Monday, September 24, 2012

"... i mean black people"

in a thursday special saturday night live took a chainsaw to romney's "quiet room" comments about the so-called "47%":

romney (jason sudeikis): "... so you have this 47% that don't pay taxes, and these people are never going to vote for me. and when i talk about these people who don't pay taxes, i don't mean senior citizens. alright? and i don't mean members of our armed services. and i don't mean southern whites. okay, what i mean is ... and real quick — no one is recording this, correct? no? okay, it's very important that no one records this. okay, good, 'cause i'm about to say who "these people" [finger quotes] are. now i would prefer not to have that on tape.

[turns to camera] ah, sorry sir, is that a camera on the table pointing right at me?

[brief camera pans right and left, as if signaling "no"] okay, great.

[turning back to guests] alright, now when i say "these people", i mean black people."

snl got it exactly right: this is the elusive "whitey tape". the real one. glad somebody finally aired it.

since the surfacing of romney's "47%" comments, a narrative has settled in that romney has carelessly damaged himself with huge swathes of his own voters. while there is definitely anecdotal evidence of some defections, and while i can certainly see this hurting him badly among any remaining undecideds, anyone who's been following conservatives, especially hardcore conservatives, knows that this tape only validates what wingnuts rich, middle and poor already believe. to them, romney's statements come simply as an extension of his already established coded attacks on welfare.

the american spectator: "when i hear romney's words at this event, my reaction is "say more of this stuff in public, mitt." it's a strong and correct message (other than the use of a number as high as 47 percent) and it will resonate with many americans, including quite a few who don't pay income tax."

"i entirely agree, and this should be the campaign focus. if the truth doesn't get him elected, then the country is gone at this point in history anyway." (pieceofthepuzzle)

as i recently commented on daily kos:

... romney's saying that the OTHER half of the country are freeloaders (colored people).

HIS half of the country, his white base, regardless of class or income level, will always exempt themselves from that description. they rightfully deserve their govt largess (tax cuts, loans, subsidies), which don't count as loathsome handouts (welfare, food stamps, unemployment).

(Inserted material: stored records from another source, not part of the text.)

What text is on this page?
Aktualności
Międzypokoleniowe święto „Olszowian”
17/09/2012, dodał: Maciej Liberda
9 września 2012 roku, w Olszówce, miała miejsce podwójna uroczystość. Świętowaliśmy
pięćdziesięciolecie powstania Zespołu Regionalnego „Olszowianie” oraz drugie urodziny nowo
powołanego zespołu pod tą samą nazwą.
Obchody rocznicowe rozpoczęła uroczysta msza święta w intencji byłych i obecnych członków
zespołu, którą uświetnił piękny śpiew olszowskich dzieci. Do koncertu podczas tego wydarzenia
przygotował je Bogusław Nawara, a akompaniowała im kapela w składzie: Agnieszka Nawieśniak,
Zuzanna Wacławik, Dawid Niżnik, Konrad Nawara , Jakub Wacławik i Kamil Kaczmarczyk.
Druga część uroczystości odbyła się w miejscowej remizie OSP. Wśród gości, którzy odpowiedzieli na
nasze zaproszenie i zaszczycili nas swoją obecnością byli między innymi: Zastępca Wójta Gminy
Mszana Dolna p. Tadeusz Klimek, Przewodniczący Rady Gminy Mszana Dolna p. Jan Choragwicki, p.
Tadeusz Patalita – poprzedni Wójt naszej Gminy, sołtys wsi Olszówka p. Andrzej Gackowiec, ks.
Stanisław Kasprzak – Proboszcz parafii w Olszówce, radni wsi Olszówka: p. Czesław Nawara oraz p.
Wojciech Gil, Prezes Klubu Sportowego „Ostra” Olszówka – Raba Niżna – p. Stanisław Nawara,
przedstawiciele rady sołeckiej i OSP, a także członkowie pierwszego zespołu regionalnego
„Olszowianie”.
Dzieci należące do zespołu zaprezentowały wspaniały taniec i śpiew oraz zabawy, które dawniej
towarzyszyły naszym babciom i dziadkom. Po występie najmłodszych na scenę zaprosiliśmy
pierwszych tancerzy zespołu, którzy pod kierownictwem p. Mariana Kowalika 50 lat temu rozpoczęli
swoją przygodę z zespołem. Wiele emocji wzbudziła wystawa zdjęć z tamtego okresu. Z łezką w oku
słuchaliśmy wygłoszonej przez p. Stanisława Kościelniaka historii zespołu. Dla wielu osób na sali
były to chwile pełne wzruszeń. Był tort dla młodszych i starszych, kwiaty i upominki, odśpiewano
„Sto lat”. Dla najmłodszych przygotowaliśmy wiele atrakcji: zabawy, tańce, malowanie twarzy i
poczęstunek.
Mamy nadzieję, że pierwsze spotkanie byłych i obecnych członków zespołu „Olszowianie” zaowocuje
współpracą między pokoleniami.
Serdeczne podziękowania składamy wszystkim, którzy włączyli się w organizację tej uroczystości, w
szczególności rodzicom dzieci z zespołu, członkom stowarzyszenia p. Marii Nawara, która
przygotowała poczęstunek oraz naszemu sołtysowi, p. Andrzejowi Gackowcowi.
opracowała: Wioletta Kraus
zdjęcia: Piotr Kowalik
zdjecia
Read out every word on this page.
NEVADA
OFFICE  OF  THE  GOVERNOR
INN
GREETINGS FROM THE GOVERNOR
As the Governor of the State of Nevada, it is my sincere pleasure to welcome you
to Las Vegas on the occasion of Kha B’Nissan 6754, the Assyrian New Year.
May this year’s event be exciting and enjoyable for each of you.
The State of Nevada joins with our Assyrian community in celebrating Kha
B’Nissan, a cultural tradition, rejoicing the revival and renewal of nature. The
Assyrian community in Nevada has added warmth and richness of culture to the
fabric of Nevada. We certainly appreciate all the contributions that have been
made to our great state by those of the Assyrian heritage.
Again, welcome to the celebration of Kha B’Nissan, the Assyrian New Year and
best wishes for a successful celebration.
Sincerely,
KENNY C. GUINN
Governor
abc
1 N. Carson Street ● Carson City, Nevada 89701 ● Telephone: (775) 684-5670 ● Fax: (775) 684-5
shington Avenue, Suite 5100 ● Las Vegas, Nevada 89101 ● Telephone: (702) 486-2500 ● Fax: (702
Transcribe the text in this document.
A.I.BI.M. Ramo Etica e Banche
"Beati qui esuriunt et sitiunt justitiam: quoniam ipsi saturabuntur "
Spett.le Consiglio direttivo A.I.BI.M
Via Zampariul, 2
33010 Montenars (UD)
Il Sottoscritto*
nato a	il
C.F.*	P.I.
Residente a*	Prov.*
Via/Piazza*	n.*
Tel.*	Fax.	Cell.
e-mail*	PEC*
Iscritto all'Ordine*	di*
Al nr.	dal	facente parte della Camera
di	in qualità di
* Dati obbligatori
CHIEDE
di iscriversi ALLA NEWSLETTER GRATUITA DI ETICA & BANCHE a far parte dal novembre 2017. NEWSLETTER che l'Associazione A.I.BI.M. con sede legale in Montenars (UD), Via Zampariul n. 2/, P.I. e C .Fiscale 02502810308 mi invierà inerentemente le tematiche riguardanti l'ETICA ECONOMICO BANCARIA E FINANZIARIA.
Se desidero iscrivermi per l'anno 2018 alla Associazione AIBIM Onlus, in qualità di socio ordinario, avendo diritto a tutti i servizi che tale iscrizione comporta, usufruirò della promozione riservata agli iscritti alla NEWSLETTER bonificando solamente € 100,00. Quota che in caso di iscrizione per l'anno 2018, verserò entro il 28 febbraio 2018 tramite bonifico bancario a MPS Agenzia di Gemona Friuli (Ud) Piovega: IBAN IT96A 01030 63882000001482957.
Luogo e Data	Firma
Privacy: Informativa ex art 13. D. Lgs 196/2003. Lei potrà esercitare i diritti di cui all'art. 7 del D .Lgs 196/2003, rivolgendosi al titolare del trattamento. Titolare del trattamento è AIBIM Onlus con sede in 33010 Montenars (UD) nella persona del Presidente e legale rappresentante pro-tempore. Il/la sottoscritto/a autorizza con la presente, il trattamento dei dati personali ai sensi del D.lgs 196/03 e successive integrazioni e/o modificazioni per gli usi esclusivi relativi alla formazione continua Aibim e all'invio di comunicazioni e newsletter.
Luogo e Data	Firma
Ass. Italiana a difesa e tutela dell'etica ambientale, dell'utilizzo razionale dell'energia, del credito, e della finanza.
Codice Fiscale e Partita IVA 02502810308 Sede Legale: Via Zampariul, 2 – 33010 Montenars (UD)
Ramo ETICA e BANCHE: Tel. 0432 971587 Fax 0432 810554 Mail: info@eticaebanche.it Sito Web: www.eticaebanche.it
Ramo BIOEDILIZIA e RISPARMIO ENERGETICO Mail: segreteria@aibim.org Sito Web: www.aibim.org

cnn's john king carried the conventional narrative by poignantly making the case for the 47% via his own experience:

"... so, a lot of these voters could be republicans. and ah, i understand your back-and-forth, but alice, i, i make a personal note here: a lot of americans, of all income stripes, have struggled for the last few years and the risk for gov. romney is that it is insulting to them. as a kid, my family was on food stamps for a couple of years when my dad got sick. ah, we didn't feel entitled, and we weren't victms, and my father was pretty embarrassed about the whole thing. ah, but in the end my mother was grateful she was able to feed her kids."

meanwhile, hardcore conservatives not only exempt themselves from admissions or accusations of government assistance, they deny their government assistance is a form of government assistance! craig t. nelson on glenn beck's show:

"i've been on food stamps. anybody help me out? no."

just another episode in the GOP's long-running but more and more often flaccid southern strategy:

interviewer: but the fact is, isn't it, that reagan does get to the wallace voter and to the racist side of the wallace voter by doing away with legal services, by cutting down on food stamps?

lee atwater: you start out in 1954 by saying, "nigger, nigger, nigger." by 1968 you can't say "nigger" — that hurts you. backfires. so you say stuff like forced busing, states' rights and all that stuff. you're getting so abstract now [that] you're talking about cutting taxes, and all these things you're talking about are totally economic things and a byproduct of them is [that] blacks get hurt worse than whites. and subconsciously maybe that is part of it. i'm not saying that. but i'm saying that if it is getting that abstract, and that coded, that we are doing away with the racial problem one way or the other. you follow me — because obviously sitting around saying, "we want to cut this," is much more abstract than even the busing thing, and a hell of a lot more abstract than "nigger, nigger."